Por: Susana C. Gómez / Diario de Sevilla
La inteligencia artificial ha dejado de ser una promesa futurista para convertirse en una realidad cotidiana dentro del tejido empresarial andaluz. Sin embargo, este proceso de adopción acelerada expone un importante desafío: la tecnología avanza a un ritmo superior al conocimiento necesario para gestionarla, integrarla de forma segura y medir su retorno real.
De la cautela a la aceleración en las aulas corporativas
Según el informe El impacto de la inteligencia artificial en las empresas andaluzas, coordinado por la Confederación de Empresarios de Andalucía (CEA), la actitud del sector privado ha cambiado radicalmente. Si en 2022 el 58,1% de las organizaciones descartaba implantar soluciones de IA a corto plazo, esa cifra descendió drásticamente al 25,6% a comienzos de 2025.
La adopción, no obstante, no es uniforme. La IA penetra con mayor rapidez en departamentos administrativos y comerciales, donde ofrece resultados inmediatos:
- Administración y gestión: Utilizada por el 65,6% de las empresas que han adoptado esta tecnología.
- Marketing y ventas: Presente en el 60% de las compañías usuarias.
- Gestión de personal: Registra un crecimiento notable, pasando del 21,7% en 2022 al 33,9% en 2025.
Herramientas populares y el cambio de barreras
Las tecnologías más demandadas para incorporación inmediata son la IA generativa (señalada por el 37,5% de las encuestadas) y los chatbots (29,6%), superando a las soluciones de big data y los sistemas predictivos. A pesar de este despliegue, la evaluación del impacto por parte de las empresas es más moderada que hace tres años, reflejando expectativas más realistas y la constatación de las dificultades técnicas que implica su uso constante.
Por otro lado, la principal barrera ya no es estrictamente económica.
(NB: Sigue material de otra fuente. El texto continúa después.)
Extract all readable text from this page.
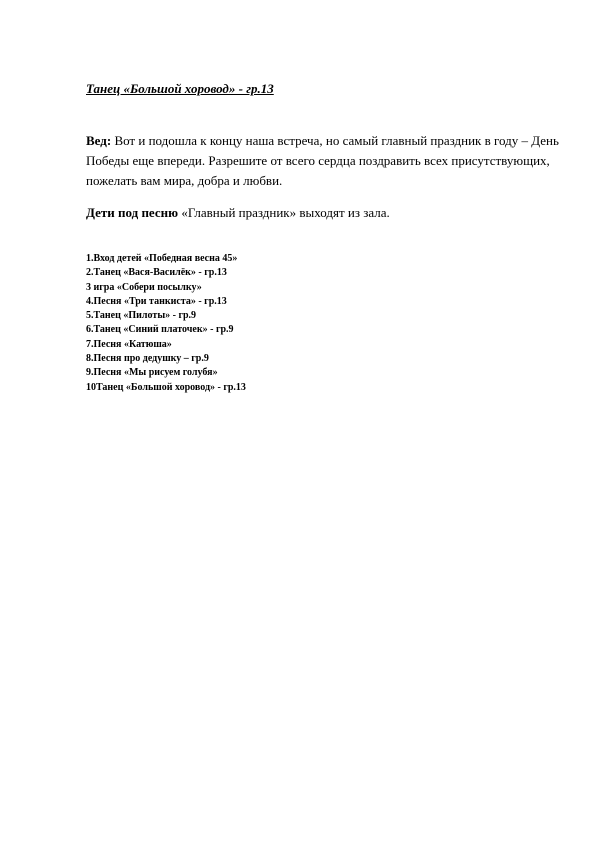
Танец «Большой хоровод» - гр.13
Вед: Вот и подошла к концу наша встреча, но самый главный праздник в году – День Победы еще впереди. Разрешите от всего сердца поздравить всех присутствующих, пожелать вам мира, добра и любви.
Дети под песню «Главный праздник» выходят из зала.
1.Вход детей «Победная весна 45»
2.Танец «Вася-Василёк» - гр.13
3 игра «Собери посылку»
4.Песня «Три танкиста» - гр.13
5.Танец «Пилоты» - гр.9
6.Танец «Синий платочек» - гр.9
7.Песня «Катюша»
8.Песня про дедушку – гр.9
9.Песня «Мы рисуем голубя»
10Танец «Большой хоровод» - гр.13
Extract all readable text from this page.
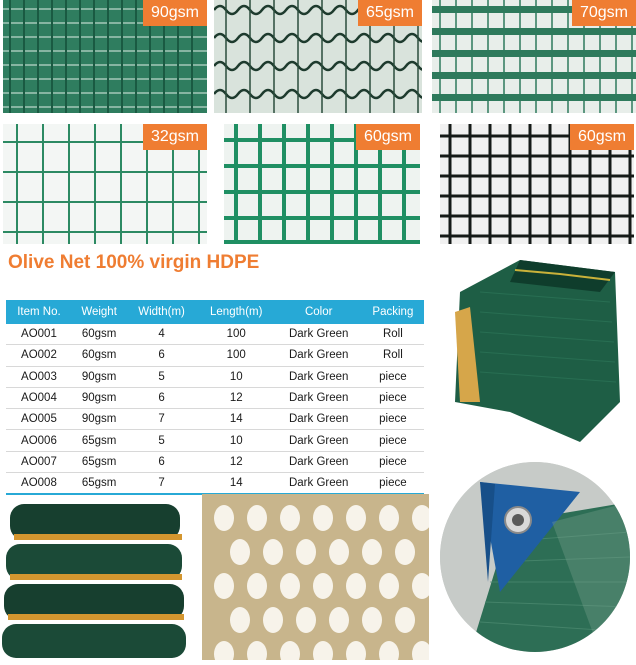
90gsm	65gsm	70gsm
32gsm	60gsm	60gsm
Olive Net 100% virgin HDPE
Item No.	Weight	Width(m)	Length(m)	Color	Packing
AO001	60gsm	4	100	Dark Green	Roll
AO002	60gsm	6	100	Dark Green	Roll
AO003	90gsm	5	10	Dark Green	piece
AO004	90gsm	6	12	Dark Green	piece
AO005	90gsm	7	14	Dark Green	piece
AO006	65gsm	5	10	Dark Green	piece
AO007	65gsm	6	12	Dark Green	piece
AO008	65gsm	7	14	Dark Green	piece
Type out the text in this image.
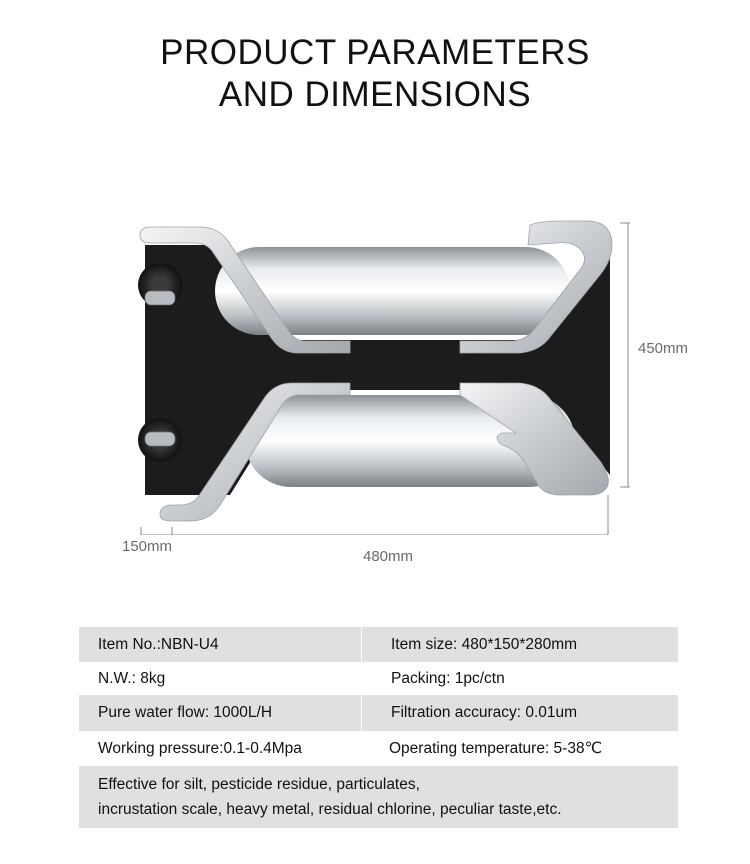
PRODUCT PARAMETERS
AND DIMENSIONS
450mm
150mm
480mm
Item No.:NBN-U4	Item size: 480*150*280mm
N.W.: 8kg	Packing: 1pc/ctn
Pure water flow: 1000L/H	Filtration accuracy: 0.01um
Working pressure:0.1-0.4Mpa	Operating temperature: 5-38℃
Effective for silt, pesticide residue, particulates,
incrustation scale, heavy metal, residual chlorine, peculiar taste,etc.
Mientras que en 2022 el coste de inversión era el mayor obstáculo, en la actualidad un 44,9% de las empresas que rechazan la IA señala como causa principal la falta de personal especializado o capacitado, una cifra casi idéntica a la que alude a limitaciones presupuestarias (46,3%).
Desconocimiento técnico y dependencia externa
El estudio pone de manifiesto una paradoja estructural: aunque tres de cada cuatro directivos consideran que aplicaciones como ChatGPT, Copilot o Gemini serán de uso habitual, el 43,4% desconoce el término LLM (modelos de lenguaje de gran tamaño) y apenas un 4,3% sabría explicar cómo funcionan técnicamente.
Esta falta de competencias internas ha impulsado la contratación externa:
- El 63% de las empresas ha optado por adquirir licencias de software de terceros.
- El 55% recurre a servicios de consultoría especializada.
Ciberseguridad y privacidad en el centro de las inquietudes
A diferencia del debate público centrado en la destrucción de puestos de trabajo —riesgo que el 50% de las empresas descarta—, las principales preocupaciones corporativas se enfocan en la operatividad y la gobernanza de datos:
- Seguridad de los sistemas: Preocupa bastante o mucho al 75% de las organizaciones.
- Privacidad y desinformación: Afecta al 66% de los encuestados.
El informe de la CEA concluye que el reto actual de la economía andaluza no radica en convencer a las empresas sobre la utilidad de la inteligencia artificial, sino en dotarlas de la formación, la seguridad jurídica y el acompañamiento estratégico necesarios para rentabilizar su adopción.